Acciones reales: De pronto, uno siente que está mirando una película en miniatura; lo cual se parece mucho a una experiencia deja vu. Cuanto más grande es la experiencia en la lectura de la bola, con más frecuencia se pone en marcha una “cámara” que realmente filmará acontecimientos del pasado, presente y futuro.
La persona que solicita una lectura de bola de cristal, debe sostenerla por un momento para trasmitirle el calor de sus manos y sus energías y luego frotarla ligeramente para eliminar las huellas de los dedos. La bola de cristal debe ser de una calidad extraordinaria, pura, sin ningún tipo de fallas.
La duración de una lectura de bola de cristal es de aproximadamente dos horas.
La técnica para leer la “Bola de Cristal” es muy compleja. Sin embargo, también la lectura, e interpretación, del reflejo de los espejos, cristales y cuencos con agua resulta dificultosa en extremo, puesto que sólo después de haber practicado durante mucho tiempo el arte adivinatorio de la “Cristalomancia” se consiguen algunos logros mínimos.
No obstante, tanto en la “Bola de Cristal”, como en los espejos, cristales y cuencos con agua se requiere una preparación interna, y llevar a cabo rituales de metodología diversa, con el fin de lograr una concentración total, para, de este modo, poder captar las figuras que irán apareciendo durante la sesión cristalomántica. Desvelar el sentido último de las imágenes latentes en los espejos, cristales y cuencos, e interpretar toda la riqueza adivinatoria que aquellos encierran, es una tarea que exige persistencia y disciplina.

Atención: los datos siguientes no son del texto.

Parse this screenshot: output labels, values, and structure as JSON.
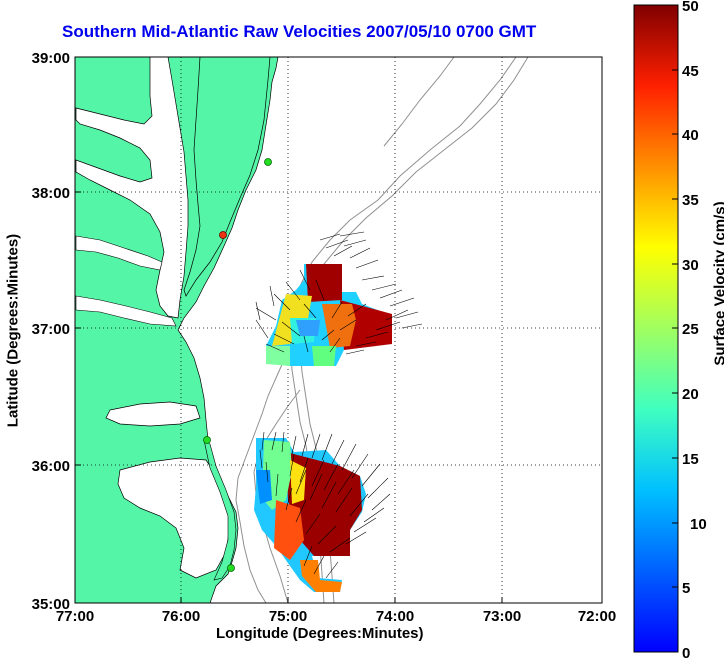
{
  "title": "Southern Mid-Atlantic Raw Velocities 2007/05/10 0700 GMT",
  "axes": {
    "xlabel": "Longitude (Degrees:Minutes)",
    "ylabel": "Latitude (Degrees:Minutes)",
    "x_ticks": [
      "77:00",
      "76:00",
      "75:00",
      "74:00",
      "73:00",
      "72:00"
    ],
    "y_ticks": [
      "39:00",
      "38:00",
      "37:00",
      "36:00",
      "35:00"
    ]
  },
  "colorbar": {
    "label": "Surface Velocity (cm/s)",
    "ticks": [
      "50",
      "45",
      "40",
      "35",
      "30",
      "25",
      "20",
      "15",
      "10",
      "5",
      "0"
    ],
    "range": [
      0,
      50
    ]
  },
  "colors": {
    "land": "#55f5a8",
    "title": "#0000ee",
    "bathymetry": "#909090",
    "station_green": "#22dd22",
    "station_red": "#ee3311"
  }
}
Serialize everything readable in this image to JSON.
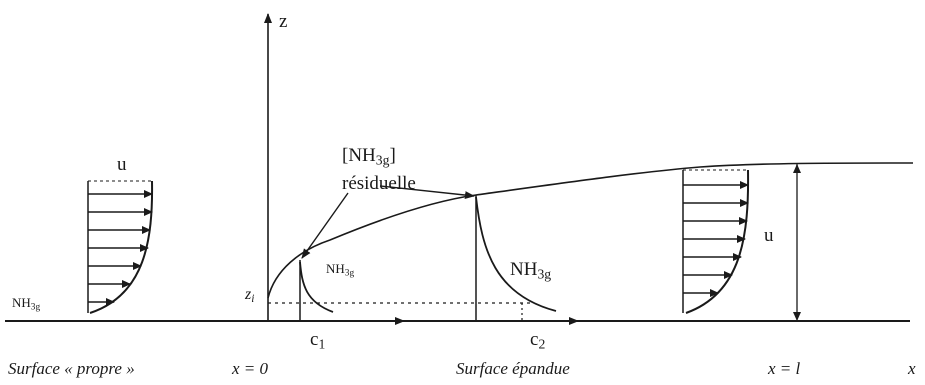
{
  "labels": {
    "z_axis": "z",
    "u_left": "u",
    "u_right": "u",
    "nh3_concentration": "[NH3g]",
    "residuelle": "résiduelle",
    "nh3_left": "NH3g",
    "nh3_mid_small": "NH3g",
    "nh3_mid_large": "NH3g",
    "z_i": "zi",
    "c1": "c1",
    "c2": "c2"
  },
  "captions": {
    "surface_propre": "Surface « propre »",
    "x_zero": "x = 0",
    "surface_epandue": "Surface épandue",
    "x_l": "x = l",
    "x_axis": "x"
  },
  "colors": {
    "ink": "#1a1a1a",
    "background": "#ffffff"
  }
}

Para leer la bola de cristal necesitaremos mucha paciencia y voluntad. Al principio pensaremos que lo que tenemos frente a nosotros es un simple cristal esférico en el que, por mucho mirar, no veremos nada. Es lo normal. Pero con el tiempo, a medida que nos acostumbremos a desenfocar la mirada al tiempo que nuestros ojos se centran en el interior de la bola, comenzarán a surgir símbolos. En las primeras prácticas de observación veremos puntos negros, manchas de formas extrañas, rayas o incluso nubes. Vamos por buen camino. Con un poco más de tiempo lograremos ver símbolos o quizá imágenes mucho más definidas.

Cuando ello sea así, estaremos en condiciones de comenzar a preguntar
En ocasiones, y acaso después de practicar durante mucho tiempo, no hay duda de que será posible llegar a captar alguna imagen reflejada en los espejos, cristales y cuencos con agua para, a continuación, poder interpretarla conforme a los cánones tradicionales de la “Cristalomancia”. Lo cierto es que la lectura e interpretación de los espejos, cristales y cuencos con agua conlleva un ritual que impele al recogimiento y a la meditación.

Ejemplos básicos de interpretación de figuras de la cristalomancia:

Nubes violetas: armonía y tranquilidad.
Nubes azules: conquista y felicidad.
Nubes verdes: lucro y prosperidad.
Nubes amarillas: dudas aclaradas en breve.
Nubes naranjas: decisiones difíciles.
Nubes rojas: obstáculos y agitación.
Manchas claras: grandes problemas.
Estrella: Sueños imposibles.
Corazón: vivencia de un gran amor.
Serpiente: cuidado con la salud.
Pájaro: sorpresas.
Ojo: Haga caso a su intuición.
Espada: inarmonía.
Balanza: justa recompensa.

Imagen anterior en la bola de cristal: presente o futuro inmediato.
Imagen posterior en la bola de cristal: pasado que ejercerá una influencia sobre el presente.
Imagen a la derecha de la bola de cristal: buenas influencias.
Imagen a la izquierda de la bola de cristal: malas influencias.